I always respect yuor opinions, so I wonder in the kidnapping example how this is in aid of the CAAF's jurisdiction? Or are we back to the "we're the head of the military justice system, so we can do about anything tengentially connected with military justice" line of thought. I think the correct place to start would be either an Article 136 complaint, requesting mast, or a Congrint. The CAAF is not a roving commission empowered to correct all ills in the military.

Guert Gansevoort said...

How does a detainee request an audience before the Mast? Who is his commanding officer? Similarly, to whom does he submit his Article 138 complaint? Article 13 provides that no person shall be punished before trial. Nearly every detainee at GTMO is held in a maximum security facility where they are kept in solitary confinement for 23 hours a day. The facilities look nothing like the POW camps of World War II. Many provisions of the UCMJ are not applicable to the presumptive POW's held at GTMO, but Article 13 protects "all persons" subject to the Code.

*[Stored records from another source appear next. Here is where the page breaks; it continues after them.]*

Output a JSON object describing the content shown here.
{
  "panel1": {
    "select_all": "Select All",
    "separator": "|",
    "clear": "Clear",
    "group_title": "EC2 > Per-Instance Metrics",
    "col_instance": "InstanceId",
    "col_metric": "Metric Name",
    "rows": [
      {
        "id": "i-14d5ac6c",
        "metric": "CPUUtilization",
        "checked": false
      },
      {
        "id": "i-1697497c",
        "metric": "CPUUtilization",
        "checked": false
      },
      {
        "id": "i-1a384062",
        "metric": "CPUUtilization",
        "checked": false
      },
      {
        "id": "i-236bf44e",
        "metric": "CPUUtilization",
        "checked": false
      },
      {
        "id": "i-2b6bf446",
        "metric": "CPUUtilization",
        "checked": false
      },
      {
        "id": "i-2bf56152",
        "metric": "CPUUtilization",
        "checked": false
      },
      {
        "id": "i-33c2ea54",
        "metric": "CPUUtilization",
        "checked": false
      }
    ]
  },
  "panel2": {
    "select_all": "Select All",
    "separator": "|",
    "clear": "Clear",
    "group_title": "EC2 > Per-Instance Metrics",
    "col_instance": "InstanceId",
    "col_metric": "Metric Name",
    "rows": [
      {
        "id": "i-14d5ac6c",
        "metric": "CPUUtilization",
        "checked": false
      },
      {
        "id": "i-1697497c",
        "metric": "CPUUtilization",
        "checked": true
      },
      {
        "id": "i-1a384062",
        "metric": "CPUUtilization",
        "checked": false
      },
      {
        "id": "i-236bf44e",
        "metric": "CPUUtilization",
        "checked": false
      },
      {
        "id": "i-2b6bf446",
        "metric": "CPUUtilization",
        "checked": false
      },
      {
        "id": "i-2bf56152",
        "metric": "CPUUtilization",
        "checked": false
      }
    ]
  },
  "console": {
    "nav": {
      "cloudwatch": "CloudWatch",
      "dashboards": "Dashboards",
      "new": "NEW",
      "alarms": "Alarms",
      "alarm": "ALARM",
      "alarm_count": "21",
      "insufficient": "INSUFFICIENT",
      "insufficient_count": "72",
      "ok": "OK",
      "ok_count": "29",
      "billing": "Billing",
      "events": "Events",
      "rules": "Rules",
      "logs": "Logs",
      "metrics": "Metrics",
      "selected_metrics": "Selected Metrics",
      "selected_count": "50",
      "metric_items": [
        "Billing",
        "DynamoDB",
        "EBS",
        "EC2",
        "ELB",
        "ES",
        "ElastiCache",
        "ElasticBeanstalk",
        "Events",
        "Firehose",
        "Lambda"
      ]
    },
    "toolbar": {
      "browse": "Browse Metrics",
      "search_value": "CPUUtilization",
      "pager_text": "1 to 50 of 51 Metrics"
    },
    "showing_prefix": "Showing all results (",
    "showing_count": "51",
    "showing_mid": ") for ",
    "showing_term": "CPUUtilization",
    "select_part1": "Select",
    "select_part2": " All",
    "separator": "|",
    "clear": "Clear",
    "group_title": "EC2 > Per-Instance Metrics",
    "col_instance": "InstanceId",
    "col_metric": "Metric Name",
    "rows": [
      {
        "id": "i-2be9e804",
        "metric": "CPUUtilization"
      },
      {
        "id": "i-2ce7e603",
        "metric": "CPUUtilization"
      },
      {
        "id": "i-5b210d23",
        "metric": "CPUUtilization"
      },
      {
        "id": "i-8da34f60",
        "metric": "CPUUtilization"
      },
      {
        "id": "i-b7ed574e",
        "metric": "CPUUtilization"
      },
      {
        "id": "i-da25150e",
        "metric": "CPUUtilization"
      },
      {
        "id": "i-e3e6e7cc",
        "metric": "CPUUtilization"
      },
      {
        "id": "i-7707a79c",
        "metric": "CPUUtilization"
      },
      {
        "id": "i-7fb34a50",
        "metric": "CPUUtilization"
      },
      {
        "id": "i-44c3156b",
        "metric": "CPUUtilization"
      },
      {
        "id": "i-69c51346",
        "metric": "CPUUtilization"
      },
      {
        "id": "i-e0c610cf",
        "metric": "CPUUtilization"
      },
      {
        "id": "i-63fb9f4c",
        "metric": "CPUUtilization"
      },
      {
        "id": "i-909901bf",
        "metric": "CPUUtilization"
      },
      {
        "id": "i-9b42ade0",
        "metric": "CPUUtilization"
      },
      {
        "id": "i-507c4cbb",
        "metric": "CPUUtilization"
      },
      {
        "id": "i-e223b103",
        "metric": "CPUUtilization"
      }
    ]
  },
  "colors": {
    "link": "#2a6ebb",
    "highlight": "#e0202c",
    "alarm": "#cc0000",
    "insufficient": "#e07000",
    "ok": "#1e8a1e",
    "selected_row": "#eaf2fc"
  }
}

Where would you have the POW's file litigation seeking enforcement of the Code's prohibition against illegal pretrial punishment?

John O'Connor said...

But Guert, if the problem is that if someone is so confined that he or she can't request mast, file an Article 136, or file suit in an Article III court, then he or she can't file a CAAF writ either.

The CAAF, though certain judges have thought otherwise over the years, is not the general overseer of the UCMJ. It's jurisdiction is limited to reviewing the findings of courts-martial where the punishment exceeds a certain statutory threshold. The CAAF does not have jurisdiction to intervene whenever someone claims that Article 13 has been violated.

"Judges are not given the task of running the Army." Orloff v. Willoughby, I think.

Anonymous said...

JO'C, do you have a citation for your statement: "[CAAF]'s jurisdiction is limited to reviewing the findings of courts-martial where the punishment exceeds a certain statutory threshold"? Your postings are constant on this theme. I also think your statement: "The CAAF is not a roving commission empowered to correct all ills in the military," is catchy.

But while this you advance an elegant theory, it seems to me to be a bit of an understatement of jurisdiction.

When you strip the polish off of your argument, aren't you just like Andrew Jackson saying, "Justice Marshall has made his decision, now let him enforce it"? In other words, aren't these questions of power inherent in the judicial function...and not really stemming from the UCMJ?

CAAFlog said...


I must confess to being surprised that CAAF issued a show cause order. Here's a quote from Clinton v. Goldsmith that directly supports JO'C's formulation of CAAF's jurisdiction:

"Because [CAAF's] process was neither 'in aid of' its strictly circumscribed jurisdiction to review court-martial findings and sentences under 10 U.S.C. § 867 nor 'necessary or appropriate' in light of a servicemember's alternative opportunities to seek relief, we hold that the Court of Appeals for the Armed Forces lacked jurisdiction to issue the injunction." Clinton v. Goldsmith, 526 U.S. 529, 531 (1999).

Regardless of adequacies of alternative opportunities to seek relief in this case, the requested relief does not appear to fall within CAAF's "strictly circumscribed jurisdiction to review court-martial findings and sentences under 10 U.S.C. § 867."

John O'Connor said...

Last Anon,

As CAAFlog said, I'll go with Article 67.

Anonymous said...

Any word on what's going on with this?